A presidente da ONG citou ainda que, no caso de Sepetiba, somente após a morte da cadela Caramela e de outro cão houve maior mobilização. “Precisaram cinco mortes para que algo fosse feito. Isso é muito doloroso”, afirmou.
A Polícia Civil abriu inquérito e analisa imagens de câmeras de segurança que mostram a comida envenenada sendo deixada diante do portão de uma residência.
Dor que pede mudança
A tragédia em Sepetiba reacende o debate sobre a eficácia das leis de proteção animal.

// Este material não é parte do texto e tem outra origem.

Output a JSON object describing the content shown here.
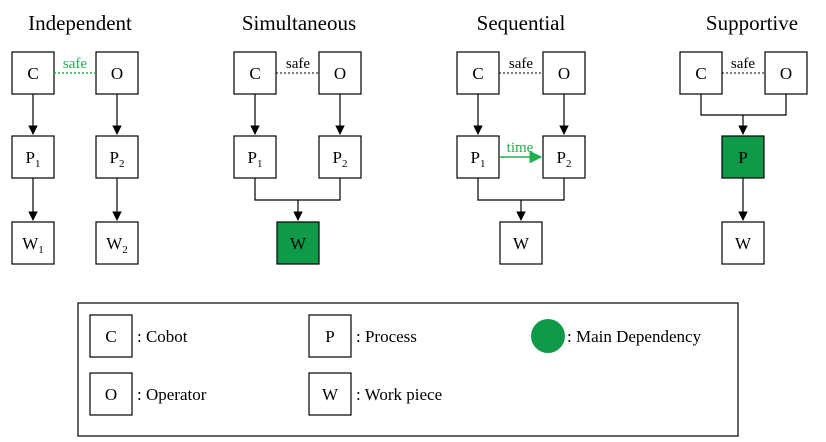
{
  "colors": {
    "main_dependency": "#0e9a48",
    "safe_green": "#1fb04d",
    "line": "#000000"
  },
  "panels": [
    {
      "title": "Independent",
      "note_label": "safe",
      "boxes": {
        "cobot": "C",
        "operator": "O",
        "process_1": {
          "main": "P",
          "sub": "1"
        },
        "process_2": {
          "main": "P",
          "sub": "2"
        },
        "workpiece_1": {
          "main": "W",
          "sub": "1"
        },
        "workpiece_2": {
          "main": "W",
          "sub": "2"
        }
      }
    },
    {
      "title": "Simultaneous",
      "note_label": "safe",
      "boxes": {
        "cobot": "C",
        "operator": "O",
        "process_1": {
          "main": "P",
          "sub": "1"
        },
        "process_2": {
          "main": "P",
          "sub": "2"
        },
        "workpiece": "W"
      }
    },
    {
      "title": "Sequential",
      "note_label": "safe",
      "time_label": "time",
      "boxes": {
        "cobot": "C",
        "operator": "O",
        "process_1": {
          "main": "P",
          "sub": "1"
        },
        "process_2": {
          "main": "P",
          "sub": "2"
        },
        "workpiece": "W"
      }
    },
    {
      "title": "Supportive",
      "note_label": "safe",
      "boxes": {
        "cobot": "C",
        "operator": "O",
        "process": "P",
        "workpiece": "W"
      }
    }
  ],
  "legend": {
    "items": [
      {
        "symbol": "C",
        "label": ": Cobot"
      },
      {
        "symbol": "O",
        "label": ": Operator"
      },
      {
        "symbol": "P",
        "label": ": Process"
      },
      {
        "symbol": "W",
        "label": ": Work piece"
      },
      {
        "symbol": "",
        "label": ": Main Dependency"
      }
    ]
  }
}
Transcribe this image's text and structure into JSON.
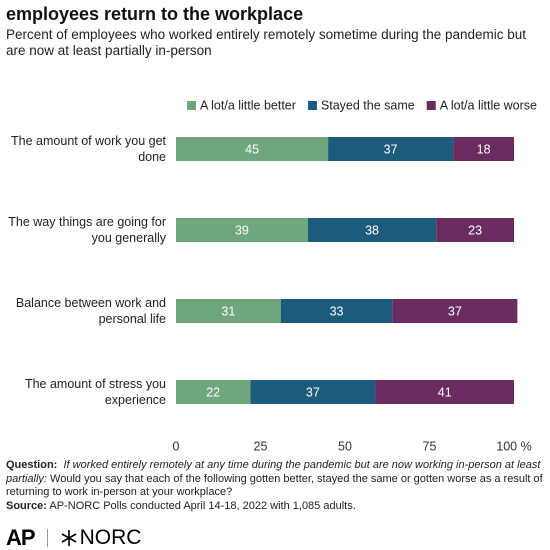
{
  "chart_data": {
    "type": "stacked-bar-horizontal",
    "title": "employees return to the workplace",
    "subtitle": "Percent of employees who worked entirely remotely sometime during the pandemic but are now at least partially in-person",
    "categories": [
      "The amount of work you get done",
      "The way things are going for you generally",
      "Balance between work and personal life",
      "The amount of stress you experience"
    ],
    "series": [
      {
        "name": "A lot/a little better",
        "color": "#6fa67c",
        "values": [
          45,
          39,
          31,
          22
        ]
      },
      {
        "name": "Stayed the same",
        "color": "#1c5b7c",
        "values": [
          37,
          38,
          33,
          37
        ]
      },
      {
        "name": "A lot/a little worse",
        "color": "#6a2c5f",
        "values": [
          18,
          23,
          37,
          41
        ]
      }
    ],
    "xlim": [
      0,
      100
    ],
    "xticks": [
      0,
      25,
      50,
      75,
      {
        "value": 100,
        "label": "100 %"
      }
    ],
    "legend": "top-right",
    "grid": false
  },
  "footer": {
    "question_label": "Question:",
    "question_italic": "If worked entirely remotely at any time during the pandemic but are now working in-person at least partially:",
    "question_text": "Would you say that each of the following gotten better, stayed the same or gotten worse as a result of returning to work in-person at your workplace?",
    "source_label": "Source:",
    "source_text": "AP-NORC Polls conducted April 14-18, 2022 with 1,085 adults."
  },
  "logos": [
    "AP",
    "NORC"
  ]
}
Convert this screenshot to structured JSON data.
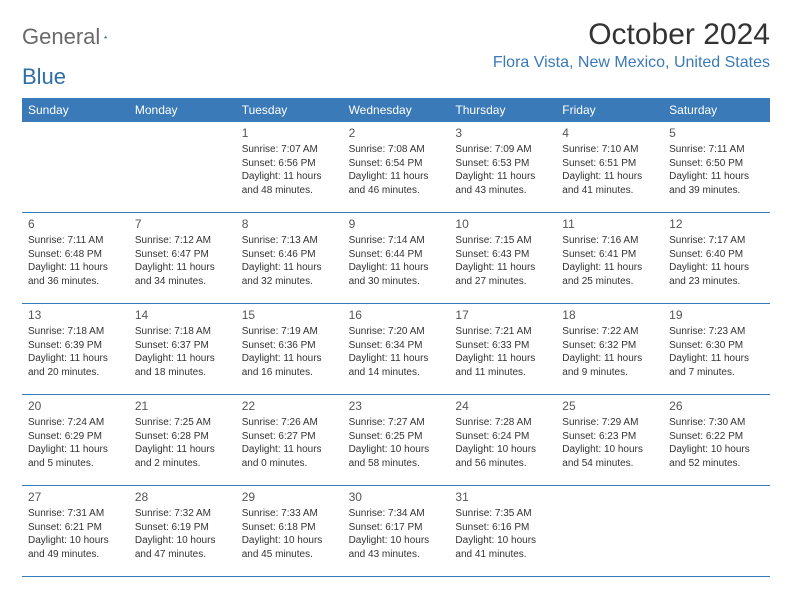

A Lei Sansão, sancionada em 2020, aumentou a pena para maus-tratos a cães e gatos, prevendo prisão de três a cinco anos. Mas, na prática, a fiscalização é falha e a punição, rara.
Para a comunidade, a morte de Caramela, Pretinha e dos demais animais não pode ser em vão. “Sepetiba mostrou que não vai virar as costas para essa covardia. Esses animais mereciam viver. Que a dor da perda sirva de divisor de águas para que possamos respeitar a vida dos animais e suas dores”, disse Ricardo, um morador, emocionado.
Posicionamento da Secretaria Municipal de Proteção e Defesa dos Animais
Procurada pela Coluna, Secretaria respondeu que : “Desde o início do caso, a Secretaria Municipal de Proteção e Defesa dos Animais vem tomando todas as providências cabíveis, com total transparência, inclusive, informando amplamente sobre todas as medidas à imprensa e ao cidadão.
A secretaria não só recolheu o corpo para a necropsia como imediatamente divulgou o resultado.
O caso está sendo investigado pela polícia (DPMA), que é a autoridade competente para apurar as responsabilidades. A secretaria segue acompanhando a investigação.